Docker in the enterprise
Yesterday I sat in some good talks on Docker internals, security, and the latest and greatest additions to Docker. I have to say, they were inspiring and I’m looking forward to getting deeper with Docker. Today is about Docker for the enterprise.
Docker promotes container as a service (CaaS). Docker Data Center rolls up deploying, monitoring, and remediation of containers as a service . Data Center gives you a CaaS that can run in the cloud, virtual hardware, or your on-premise physical hardware. The platform seems to be nudging other applications that compete for the same space. So it’s important to research the discriminators of each platform. The vendor space at DockerCon is packed with vendors that bring their own value to the ecosystem. It seems like a playing field filled with opportunity.
So back to Docker Data Center. We were given a demo of what it can do. One example during the day two keynote was security monitoring. This seems to dovetail with one of the security talks from the day before. Typically Docker containers are built from previous containers. For example, the NGINX container that you can inherit for your PHP app probably inherited from the stock/trusted Ubuntu image. In a way, establishing a chain of trust for images. If you inherit from trusted sources you can take advantage of the patches that are available in your chain.
The demo walked though the easy, peasy deployment process to push a container to production. Signing of containers and enforced verification is configurable. Once a container is deployed, a security process monitors docker containers for vulnerabilities. The container configuration is analyzed for vulnerabilities from the container library on Docker hub. Emphasis on the importance of building from trusted sources. Data center includes a security scanner that automatically monitors all deployed code. If a container is flagged with a vulnerability, the dashboard notifies an administrator and remediation begins. In this case, the Dockerfile was updated with the patched Ubuntu image version, recompiled and pushed to data center. Data center scans the package and gives it a green light. The package is deployed and the swarm turns green again. Yay, Docker.
Docker Data Center gives the enterprise tools to manage their Docker infrastructure. You can deploy quickly and securely. It provides a mechanism to scale up, load balance, and perform security scanning. Security sensitive organizations are using Docker to enforce policies and procedures in a completely repeatable way.

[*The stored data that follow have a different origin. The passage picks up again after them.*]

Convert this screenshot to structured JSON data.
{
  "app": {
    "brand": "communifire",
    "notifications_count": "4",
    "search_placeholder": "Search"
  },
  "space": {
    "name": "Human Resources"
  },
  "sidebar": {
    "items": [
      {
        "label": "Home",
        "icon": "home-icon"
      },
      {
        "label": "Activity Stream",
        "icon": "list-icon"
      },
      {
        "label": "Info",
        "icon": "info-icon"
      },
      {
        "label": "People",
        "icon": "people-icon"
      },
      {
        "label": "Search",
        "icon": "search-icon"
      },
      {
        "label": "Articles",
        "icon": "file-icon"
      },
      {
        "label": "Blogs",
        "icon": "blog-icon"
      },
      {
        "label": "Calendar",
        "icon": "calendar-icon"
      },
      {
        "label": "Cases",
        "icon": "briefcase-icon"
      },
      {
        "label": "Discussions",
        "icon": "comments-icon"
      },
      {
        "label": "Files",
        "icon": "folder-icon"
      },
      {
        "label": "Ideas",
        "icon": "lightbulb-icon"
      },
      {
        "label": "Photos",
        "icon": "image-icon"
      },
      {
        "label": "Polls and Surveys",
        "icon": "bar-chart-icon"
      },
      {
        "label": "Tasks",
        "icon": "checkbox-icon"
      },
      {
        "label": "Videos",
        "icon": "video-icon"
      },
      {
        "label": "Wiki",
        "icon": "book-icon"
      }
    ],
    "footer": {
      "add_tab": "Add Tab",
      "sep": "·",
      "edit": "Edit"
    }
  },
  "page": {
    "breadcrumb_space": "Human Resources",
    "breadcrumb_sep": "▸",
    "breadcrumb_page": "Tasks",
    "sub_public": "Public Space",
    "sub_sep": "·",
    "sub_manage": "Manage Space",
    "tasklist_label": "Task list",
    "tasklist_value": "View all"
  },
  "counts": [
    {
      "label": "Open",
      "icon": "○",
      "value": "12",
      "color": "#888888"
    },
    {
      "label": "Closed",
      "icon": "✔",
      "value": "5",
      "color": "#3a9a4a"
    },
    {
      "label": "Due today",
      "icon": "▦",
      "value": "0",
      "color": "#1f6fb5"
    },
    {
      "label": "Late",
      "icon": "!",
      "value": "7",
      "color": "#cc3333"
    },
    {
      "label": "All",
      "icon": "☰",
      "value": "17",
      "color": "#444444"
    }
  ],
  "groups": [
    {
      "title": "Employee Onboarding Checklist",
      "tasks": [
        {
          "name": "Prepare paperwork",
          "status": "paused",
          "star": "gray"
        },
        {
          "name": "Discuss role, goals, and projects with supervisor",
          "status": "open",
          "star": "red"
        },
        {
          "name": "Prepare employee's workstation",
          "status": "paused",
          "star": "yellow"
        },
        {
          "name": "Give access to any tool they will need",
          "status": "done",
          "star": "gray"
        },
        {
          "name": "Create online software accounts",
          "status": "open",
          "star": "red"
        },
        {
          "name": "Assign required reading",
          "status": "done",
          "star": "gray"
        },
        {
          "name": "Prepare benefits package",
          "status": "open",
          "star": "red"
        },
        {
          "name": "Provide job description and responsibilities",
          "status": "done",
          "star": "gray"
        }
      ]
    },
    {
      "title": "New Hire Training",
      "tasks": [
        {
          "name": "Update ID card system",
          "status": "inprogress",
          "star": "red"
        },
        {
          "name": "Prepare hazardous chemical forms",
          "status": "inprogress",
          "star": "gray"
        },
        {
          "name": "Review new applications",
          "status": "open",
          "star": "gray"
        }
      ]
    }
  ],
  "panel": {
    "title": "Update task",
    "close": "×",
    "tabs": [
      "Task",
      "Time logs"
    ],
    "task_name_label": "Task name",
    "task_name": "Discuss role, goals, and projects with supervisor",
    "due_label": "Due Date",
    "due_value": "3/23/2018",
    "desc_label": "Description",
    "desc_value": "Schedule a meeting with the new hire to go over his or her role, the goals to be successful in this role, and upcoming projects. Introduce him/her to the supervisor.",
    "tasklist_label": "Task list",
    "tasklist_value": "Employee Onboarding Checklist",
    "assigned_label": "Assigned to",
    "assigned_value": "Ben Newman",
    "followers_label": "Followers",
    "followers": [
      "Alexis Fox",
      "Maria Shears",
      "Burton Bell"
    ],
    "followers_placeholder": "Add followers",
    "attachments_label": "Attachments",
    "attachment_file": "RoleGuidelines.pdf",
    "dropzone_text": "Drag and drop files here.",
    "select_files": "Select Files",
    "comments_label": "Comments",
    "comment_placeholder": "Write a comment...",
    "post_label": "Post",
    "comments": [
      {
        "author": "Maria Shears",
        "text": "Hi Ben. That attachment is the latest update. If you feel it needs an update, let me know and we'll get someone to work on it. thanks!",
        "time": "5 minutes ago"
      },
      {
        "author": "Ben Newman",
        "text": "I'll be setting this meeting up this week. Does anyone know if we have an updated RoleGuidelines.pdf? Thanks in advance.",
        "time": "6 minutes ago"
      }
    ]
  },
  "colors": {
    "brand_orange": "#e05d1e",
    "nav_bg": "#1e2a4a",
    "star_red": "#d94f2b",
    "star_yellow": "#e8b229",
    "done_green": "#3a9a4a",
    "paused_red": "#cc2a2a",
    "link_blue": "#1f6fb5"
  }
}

There was more good stuff today. Docker announced an App Store (whaaat?). Ok, everybody seems to have an app store. It makes sense. It will be interesting how vendors and the community embrace it. My last thought after the morning keynote is, is that environments are disappearing to the background. The monuments to enterprise software we spent years building, maintaining, and complaining about are fading into the background. If you can be modular, you don’t need to be a Microsoft solution shop or Linux shop. You can pull in the pieces that you need and concentrate on writing great code. Actually, that’s all we developers want to do anyway.